While whole coordination groups are not often repeated here, except for the Ca EF-hands, some chelate loops that are their components occur frequently in different unrelated proteins, although other chelate loops are found only once or a few times. Small chelate loops, particularly seqdif = 2, are very common for calcium, whereas for zinc seqdif = 3 and larger loops are much more common.
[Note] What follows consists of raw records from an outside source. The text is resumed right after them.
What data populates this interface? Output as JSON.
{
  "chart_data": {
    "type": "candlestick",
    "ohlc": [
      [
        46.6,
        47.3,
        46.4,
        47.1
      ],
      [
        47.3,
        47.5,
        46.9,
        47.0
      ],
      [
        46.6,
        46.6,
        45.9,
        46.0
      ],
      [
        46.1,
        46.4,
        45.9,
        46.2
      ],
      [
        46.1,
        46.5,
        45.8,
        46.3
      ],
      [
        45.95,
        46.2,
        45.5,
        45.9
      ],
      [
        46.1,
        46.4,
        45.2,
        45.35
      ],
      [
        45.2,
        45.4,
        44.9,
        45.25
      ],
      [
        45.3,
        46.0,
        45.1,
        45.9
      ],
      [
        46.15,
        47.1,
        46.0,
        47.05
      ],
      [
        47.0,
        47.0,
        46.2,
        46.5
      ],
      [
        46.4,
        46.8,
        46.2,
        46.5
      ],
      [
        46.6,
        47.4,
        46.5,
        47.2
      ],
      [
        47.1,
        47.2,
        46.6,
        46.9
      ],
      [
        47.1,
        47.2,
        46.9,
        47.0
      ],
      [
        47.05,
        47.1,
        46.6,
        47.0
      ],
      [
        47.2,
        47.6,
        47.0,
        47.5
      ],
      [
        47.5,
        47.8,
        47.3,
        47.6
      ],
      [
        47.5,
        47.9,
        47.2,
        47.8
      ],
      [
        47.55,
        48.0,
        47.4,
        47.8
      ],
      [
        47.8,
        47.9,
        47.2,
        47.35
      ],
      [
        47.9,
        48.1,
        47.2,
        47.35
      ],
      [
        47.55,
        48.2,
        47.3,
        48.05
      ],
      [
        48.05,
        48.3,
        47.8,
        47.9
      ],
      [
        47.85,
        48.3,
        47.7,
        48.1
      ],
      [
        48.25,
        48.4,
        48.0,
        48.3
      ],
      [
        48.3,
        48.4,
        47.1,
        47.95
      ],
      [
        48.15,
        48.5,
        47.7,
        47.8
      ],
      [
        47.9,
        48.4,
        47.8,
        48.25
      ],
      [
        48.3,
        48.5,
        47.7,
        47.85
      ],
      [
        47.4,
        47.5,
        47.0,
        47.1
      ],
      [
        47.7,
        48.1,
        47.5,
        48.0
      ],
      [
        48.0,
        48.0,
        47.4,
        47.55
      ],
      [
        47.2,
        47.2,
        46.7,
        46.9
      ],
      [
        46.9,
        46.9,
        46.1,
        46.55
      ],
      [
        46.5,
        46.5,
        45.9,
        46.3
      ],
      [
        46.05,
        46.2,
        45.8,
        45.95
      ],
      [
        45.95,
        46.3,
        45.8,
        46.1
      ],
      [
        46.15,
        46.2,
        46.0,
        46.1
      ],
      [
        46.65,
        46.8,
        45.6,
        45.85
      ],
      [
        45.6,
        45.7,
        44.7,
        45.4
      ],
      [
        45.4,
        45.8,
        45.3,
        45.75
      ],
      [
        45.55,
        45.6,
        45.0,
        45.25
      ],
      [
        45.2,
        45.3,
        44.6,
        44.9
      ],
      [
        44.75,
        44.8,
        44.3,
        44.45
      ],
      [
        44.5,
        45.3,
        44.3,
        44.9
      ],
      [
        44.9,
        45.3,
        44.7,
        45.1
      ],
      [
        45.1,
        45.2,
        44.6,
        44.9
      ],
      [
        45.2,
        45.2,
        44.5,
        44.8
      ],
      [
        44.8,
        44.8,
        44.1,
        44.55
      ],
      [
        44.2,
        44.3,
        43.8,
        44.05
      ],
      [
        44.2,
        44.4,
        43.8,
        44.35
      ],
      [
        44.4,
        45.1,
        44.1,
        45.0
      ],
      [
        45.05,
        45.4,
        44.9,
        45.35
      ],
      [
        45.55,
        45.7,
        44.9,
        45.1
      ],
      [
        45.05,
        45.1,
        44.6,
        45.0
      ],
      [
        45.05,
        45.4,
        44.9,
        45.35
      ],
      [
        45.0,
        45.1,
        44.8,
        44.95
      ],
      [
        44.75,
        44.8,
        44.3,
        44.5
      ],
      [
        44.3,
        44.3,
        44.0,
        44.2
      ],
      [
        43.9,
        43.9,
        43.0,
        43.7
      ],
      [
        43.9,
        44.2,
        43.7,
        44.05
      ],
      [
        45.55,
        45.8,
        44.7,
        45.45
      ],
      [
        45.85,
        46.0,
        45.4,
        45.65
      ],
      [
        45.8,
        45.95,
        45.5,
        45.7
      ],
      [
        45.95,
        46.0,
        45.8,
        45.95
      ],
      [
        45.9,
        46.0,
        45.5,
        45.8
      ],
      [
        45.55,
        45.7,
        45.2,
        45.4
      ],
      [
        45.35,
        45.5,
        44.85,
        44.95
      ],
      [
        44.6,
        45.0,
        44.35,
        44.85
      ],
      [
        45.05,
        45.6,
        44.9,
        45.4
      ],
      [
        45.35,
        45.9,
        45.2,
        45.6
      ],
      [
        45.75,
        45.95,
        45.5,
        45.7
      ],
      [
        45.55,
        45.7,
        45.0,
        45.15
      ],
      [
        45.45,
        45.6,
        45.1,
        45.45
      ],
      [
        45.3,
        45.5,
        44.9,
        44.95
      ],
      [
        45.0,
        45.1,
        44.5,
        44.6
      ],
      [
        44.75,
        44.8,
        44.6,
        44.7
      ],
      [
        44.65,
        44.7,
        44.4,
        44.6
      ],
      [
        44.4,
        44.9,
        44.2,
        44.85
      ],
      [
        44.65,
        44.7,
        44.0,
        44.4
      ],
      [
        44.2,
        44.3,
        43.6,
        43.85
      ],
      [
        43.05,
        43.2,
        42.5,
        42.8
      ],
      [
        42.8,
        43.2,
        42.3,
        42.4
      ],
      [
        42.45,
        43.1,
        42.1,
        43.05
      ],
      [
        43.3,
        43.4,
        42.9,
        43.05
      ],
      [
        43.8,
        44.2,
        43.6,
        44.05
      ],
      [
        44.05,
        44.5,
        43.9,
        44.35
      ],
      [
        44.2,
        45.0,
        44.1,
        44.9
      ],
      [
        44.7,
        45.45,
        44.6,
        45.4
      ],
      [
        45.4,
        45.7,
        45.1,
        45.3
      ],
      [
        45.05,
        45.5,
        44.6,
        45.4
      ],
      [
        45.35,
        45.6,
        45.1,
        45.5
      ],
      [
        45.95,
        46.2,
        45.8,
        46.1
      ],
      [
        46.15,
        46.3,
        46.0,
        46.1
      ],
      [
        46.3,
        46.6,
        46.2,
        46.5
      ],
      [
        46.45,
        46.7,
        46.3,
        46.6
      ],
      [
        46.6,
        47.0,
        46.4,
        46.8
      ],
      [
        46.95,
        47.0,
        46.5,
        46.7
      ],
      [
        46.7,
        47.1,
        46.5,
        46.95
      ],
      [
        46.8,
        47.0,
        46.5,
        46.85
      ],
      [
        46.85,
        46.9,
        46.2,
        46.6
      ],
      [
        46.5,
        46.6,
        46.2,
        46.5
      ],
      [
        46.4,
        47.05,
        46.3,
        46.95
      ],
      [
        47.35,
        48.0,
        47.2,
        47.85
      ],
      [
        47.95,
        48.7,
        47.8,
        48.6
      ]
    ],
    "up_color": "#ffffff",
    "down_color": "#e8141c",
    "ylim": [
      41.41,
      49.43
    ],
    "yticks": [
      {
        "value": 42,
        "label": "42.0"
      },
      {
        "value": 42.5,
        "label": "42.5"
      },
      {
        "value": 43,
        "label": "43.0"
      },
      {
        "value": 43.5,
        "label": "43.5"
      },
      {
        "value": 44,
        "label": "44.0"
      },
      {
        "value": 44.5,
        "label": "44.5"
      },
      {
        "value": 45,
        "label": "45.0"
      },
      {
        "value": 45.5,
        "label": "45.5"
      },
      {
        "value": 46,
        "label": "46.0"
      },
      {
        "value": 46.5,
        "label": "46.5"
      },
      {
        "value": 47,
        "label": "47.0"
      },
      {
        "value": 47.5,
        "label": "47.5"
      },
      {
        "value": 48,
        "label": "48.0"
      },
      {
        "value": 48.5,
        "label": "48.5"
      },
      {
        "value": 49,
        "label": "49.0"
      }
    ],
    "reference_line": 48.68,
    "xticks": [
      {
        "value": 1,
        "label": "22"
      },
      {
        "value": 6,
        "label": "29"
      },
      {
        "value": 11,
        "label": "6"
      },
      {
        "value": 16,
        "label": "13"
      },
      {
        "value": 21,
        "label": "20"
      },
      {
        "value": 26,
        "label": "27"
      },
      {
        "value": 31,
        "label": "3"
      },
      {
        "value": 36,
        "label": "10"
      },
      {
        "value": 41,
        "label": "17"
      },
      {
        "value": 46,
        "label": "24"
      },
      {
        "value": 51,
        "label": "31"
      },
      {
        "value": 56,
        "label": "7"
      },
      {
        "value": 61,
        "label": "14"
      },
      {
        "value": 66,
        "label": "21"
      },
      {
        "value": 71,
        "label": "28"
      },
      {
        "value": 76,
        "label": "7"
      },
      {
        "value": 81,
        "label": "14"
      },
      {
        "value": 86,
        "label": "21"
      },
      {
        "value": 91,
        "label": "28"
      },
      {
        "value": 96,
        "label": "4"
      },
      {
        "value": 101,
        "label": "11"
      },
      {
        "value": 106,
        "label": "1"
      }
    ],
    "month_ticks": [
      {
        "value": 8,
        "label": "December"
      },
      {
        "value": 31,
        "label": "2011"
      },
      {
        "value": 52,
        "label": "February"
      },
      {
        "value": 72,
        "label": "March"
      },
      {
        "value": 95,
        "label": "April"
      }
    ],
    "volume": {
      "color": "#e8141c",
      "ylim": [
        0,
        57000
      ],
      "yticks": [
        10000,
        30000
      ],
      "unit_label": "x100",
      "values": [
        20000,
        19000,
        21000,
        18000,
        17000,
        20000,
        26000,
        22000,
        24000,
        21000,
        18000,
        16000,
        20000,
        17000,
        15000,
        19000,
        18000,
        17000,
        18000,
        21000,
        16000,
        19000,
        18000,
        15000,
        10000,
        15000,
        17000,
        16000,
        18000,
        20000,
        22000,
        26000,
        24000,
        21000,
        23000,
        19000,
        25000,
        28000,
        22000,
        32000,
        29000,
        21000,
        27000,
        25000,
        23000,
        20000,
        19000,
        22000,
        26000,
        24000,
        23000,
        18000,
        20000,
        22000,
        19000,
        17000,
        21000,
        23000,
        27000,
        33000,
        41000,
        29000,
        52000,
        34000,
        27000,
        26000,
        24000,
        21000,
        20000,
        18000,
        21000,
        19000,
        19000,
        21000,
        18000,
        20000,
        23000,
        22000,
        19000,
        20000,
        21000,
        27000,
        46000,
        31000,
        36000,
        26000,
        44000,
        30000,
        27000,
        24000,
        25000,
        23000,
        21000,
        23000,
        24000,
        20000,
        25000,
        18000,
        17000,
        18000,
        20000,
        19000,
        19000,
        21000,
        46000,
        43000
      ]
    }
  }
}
In coordination groups with only two protein donors these donors are rarely more than ten residues apart, which is understandable on simple stability grounds. When there are three or more protein donor groups it is common for there to be at least one large loop. Large chelate loops will usually serve the function of holding two parts of the polypeptide chain close to each other; this may be at the active site or simply to provide stability for the whole structure. It is common for long and short chelate loops to alternate in the protein-chain sequence and uncommon for a long loop to follow another long loop; a short loop following another short loop is uncommon in zinc coordination groups, but common in calcium groups.